In adding to the Crosby case, two cases of arrests of juveniles blazed in the media: one of a youth whose clothing did not match the description given during a home invasion, the other of a youth riding on the pegs of a bicycle in downtown traffic. Chief Eddington said, “I have said before, ‘In a free and democratic society to expect the police to perform error-free is a fantasy.’ … We need to be accountable, we need to explain what happened, what went on. I think that over my time here the community has been relatively accepting based on our ability to go back and say ‘What happened here? What could we have done better? Was there a policy failure involved in this that would have helped prevent this outcome? What can we address in this series of events that will minimize the possibility of misunderstanding in the future?’ We have attempted to do that consistently over time. … Three cases in 11 years? Yes, I’ll take that.”
The Police Department is feeling the pressure of the 24-hour news cycle. “One of the things that I think is important is that in this delicate balance between public order and civil liberties is the critical need to get our version of events out much more quickly than usual,” said Chief Eddington.
Economics will play a major part in policing over the next few years, Chief Eddington said, noting that Evanston has urban crime and a North Shore taste for police services.
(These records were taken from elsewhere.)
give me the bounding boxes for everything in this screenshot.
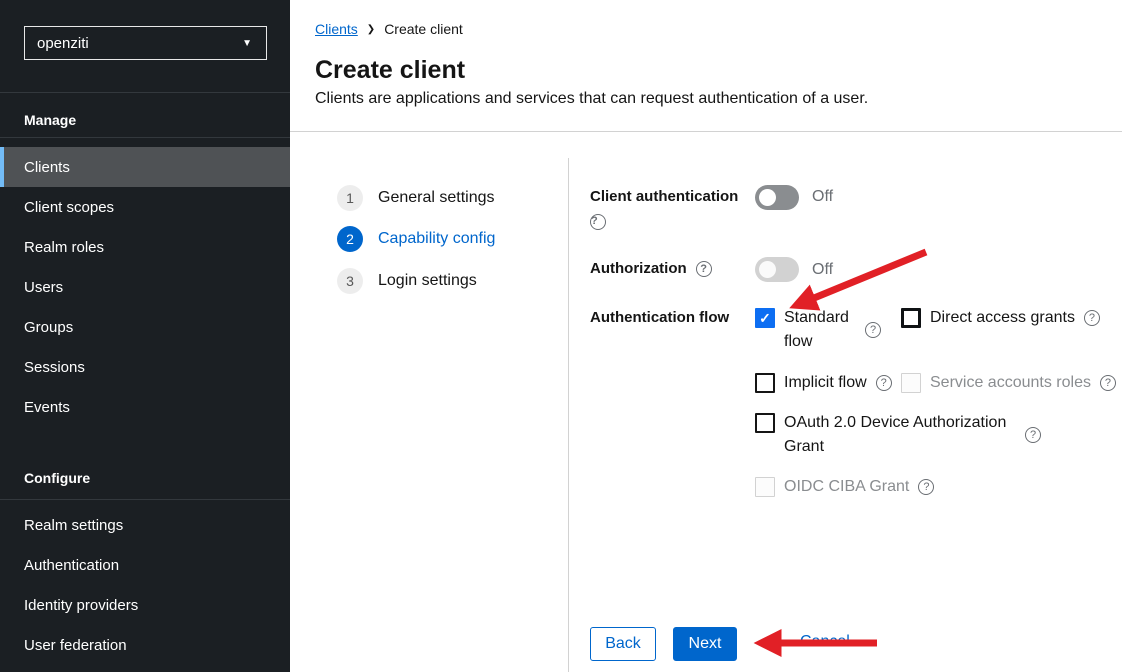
sidebar-item-clients[interactable]: Clients [0, 147, 290, 187]
option-direct-access-grants: Direct access grants ? [901, 306, 1100, 330]
sidebar-item-client-scopes[interactable]: Client scopes [0, 187, 290, 227]
help-icon[interactable]: ? [865, 322, 881, 338]
sidebar: openziti ▼ Manage Clients Client scopes … [0, 0, 290, 672]
label-text: Client authentication [590, 188, 738, 205]
sidebar-item-user-federation[interactable]: User federation [0, 625, 290, 665]
authorization-toggle [755, 257, 799, 282]
wizard-step-general-settings[interactable]: 1 General settings [337, 185, 495, 211]
sidebar-item-label: Client scopes [24, 199, 114, 216]
sidebar-divider [0, 137, 290, 138]
step-number: 1 [337, 185, 363, 211]
checkbox-service-accounts-roles [901, 373, 921, 393]
header-divider [290, 131, 1122, 132]
sidebar-item-label: Realm roles [24, 239, 104, 256]
sidebar-item-label: Users [24, 279, 63, 296]
sidebar-item-label: Groups [24, 319, 73, 336]
option-implicit-flow: Implicit flow ? [755, 371, 892, 395]
option-label: OIDC CIBA Grant [784, 475, 909, 499]
wizard-step-capability-config[interactable]: 2 Capability config [337, 226, 495, 252]
authentication-flow-label: Authentication flow [590, 309, 729, 326]
realm-name: openziti [37, 35, 89, 52]
wizard-content-divider [568, 158, 569, 672]
sidebar-item-label: Clients [24, 159, 70, 176]
wizard-step-login-settings[interactable]: 3 Login settings [337, 268, 477, 294]
sidebar-item-identity-providers[interactable]: Identity providers [0, 585, 290, 625]
step-number: 3 [337, 268, 363, 294]
checkbox-oidc-ciba-grant [755, 477, 775, 497]
toggle-knob [759, 261, 776, 278]
checkbox-implicit-flow[interactable] [755, 373, 775, 393]
page-description: Clients are applications and services th… [315, 90, 868, 108]
step-label: General settings [378, 189, 495, 207]
help-icon[interactable]: ? [1025, 427, 1041, 443]
sidebar-section-manage: Manage [24, 112, 76, 128]
realm-selector-dropdown[interactable]: openziti ▼ [24, 26, 267, 60]
checkbox-direct-access-grants[interactable] [901, 308, 921, 328]
sidebar-item-users[interactable]: Users [0, 267, 290, 307]
cancel-link[interactable]: Cancel [800, 633, 850, 651]
sidebar-divider [0, 499, 290, 500]
sidebar-item-events[interactable]: Events [0, 387, 290, 427]
sidebar-item-label: Identity providers [24, 597, 138, 614]
help-icon[interactable]: ? [696, 261, 712, 277]
help-icon[interactable]: ? [1100, 375, 1116, 391]
next-button[interactable]: Next [673, 627, 737, 661]
help-icon[interactable]: ? [918, 479, 934, 495]
option-service-accounts-roles: Service accounts roles ? [901, 371, 1116, 395]
back-button[interactable]: Back [590, 627, 656, 661]
sidebar-item-label: Sessions [24, 359, 85, 376]
option-label: OAuth 2.0 Device Authorization Grant [784, 411, 1016, 459]
keycloak-admin-console: openziti ▼ Manage Clients Client scopes … [0, 0, 1122, 672]
breadcrumb-clients-link[interactable]: Clients [315, 21, 358, 37]
sidebar-item-groups[interactable]: Groups [0, 307, 290, 347]
authorization-state: Off [812, 261, 833, 279]
breadcrumb-current: Create client [384, 21, 463, 37]
sidebar-item-label: Realm settings [24, 517, 123, 534]
option-label: Standard flow [784, 306, 856, 354]
breadcrumb-separator-icon: ❯ [367, 24, 375, 35]
sidebar-divider [0, 92, 290, 93]
page-title: Create client [315, 56, 465, 85]
toggle-knob [759, 189, 776, 206]
chevron-down-icon: ▼ [242, 38, 252, 49]
step-number: 2 [337, 226, 363, 252]
sidebar-item-realm-settings[interactable]: Realm settings [0, 505, 290, 545]
option-oidc-ciba-grant: OIDC CIBA Grant ? [755, 475, 934, 499]
client-authentication-state: Off [812, 188, 833, 206]
option-label: Direct access grants [930, 306, 1075, 330]
sidebar-item-label: Authentication [24, 557, 119, 574]
help-icon[interactable]: ? [876, 375, 892, 391]
checkbox-standard-flow[interactable]: ✓ [755, 308, 775, 328]
sidebar-item-label: User federation [24, 637, 127, 654]
checkbox-oauth-device-grant[interactable] [755, 413, 775, 433]
label-text: Authorization [590, 260, 687, 277]
sidebar-item-sessions[interactable]: Sessions [0, 347, 290, 387]
help-icon[interactable]: ? [1084, 310, 1100, 326]
option-label: Service accounts roles [930, 371, 1091, 395]
client-authentication-toggle[interactable] [755, 185, 799, 210]
step-label: Capability config [378, 230, 495, 248]
sidebar-item-authentication[interactable]: Authentication [0, 545, 290, 585]
step-label: Login settings [378, 272, 477, 290]
sidebar-item-label: Events [24, 399, 70, 416]
sidebar-section-configure: Configure [24, 470, 90, 486]
sidebar-item-realm-roles[interactable]: Realm roles [0, 227, 290, 267]
option-standard-flow: ✓ Standard flow ? [755, 306, 881, 354]
option-oauth-device-authorization-grant: OAuth 2.0 Device Authorization Grant ? [755, 411, 1041, 459]
option-label: Implicit flow [784, 371, 867, 395]
help-icon[interactable]: ? [590, 214, 606, 230]
breadcrumb: Clients ❯ Create client [315, 21, 463, 37]
client-authentication-label: Client authentication ? [590, 188, 738, 230]
authorization-label: Authorization ? [590, 260, 712, 277]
The community’s openness to residents of different capabilities has resulted in a need for more police services. Chief Eddington said, “In becoming the community we have sought to be, we have been open to and receptive to many populations that consume boatloads of public safety services.” He also said, “I think there’s a balance between the economics of this and the service expectations of the residents. One of the issues that’s going to be an issue in the future is the tax base’s ability to sustain the service level desired. … In the context of the City we’re huge consumers [of public money, but] … when you get to the school districts, we’re lightweights.”
The use of body-worn cameras may change the perceptions of policing, he said, adding, “I think that the public is going to become more appreciative of the aberrant behavior we deal with on a daily basis. … When the public sees what we see on a daily basis that too is going to have a significant impact on this police-community relationship.”
Of the Department he is leaving after 11 years, Chief Eddington said, “There are hugely talented people in this building who understand policing and understand policing in Evanston and understand the need to make policing as efficient as possible.”
Asked about the future, the Chief said, “My wife loves living here. I can say there’s no place that I say I’ve got to get to and leave Evanston.” More policing or leisure? “I’ve gotten a lot of calls. I’ll listen and see how much they will pay me and decide whether I want to do that or go trap shooting and fishing.”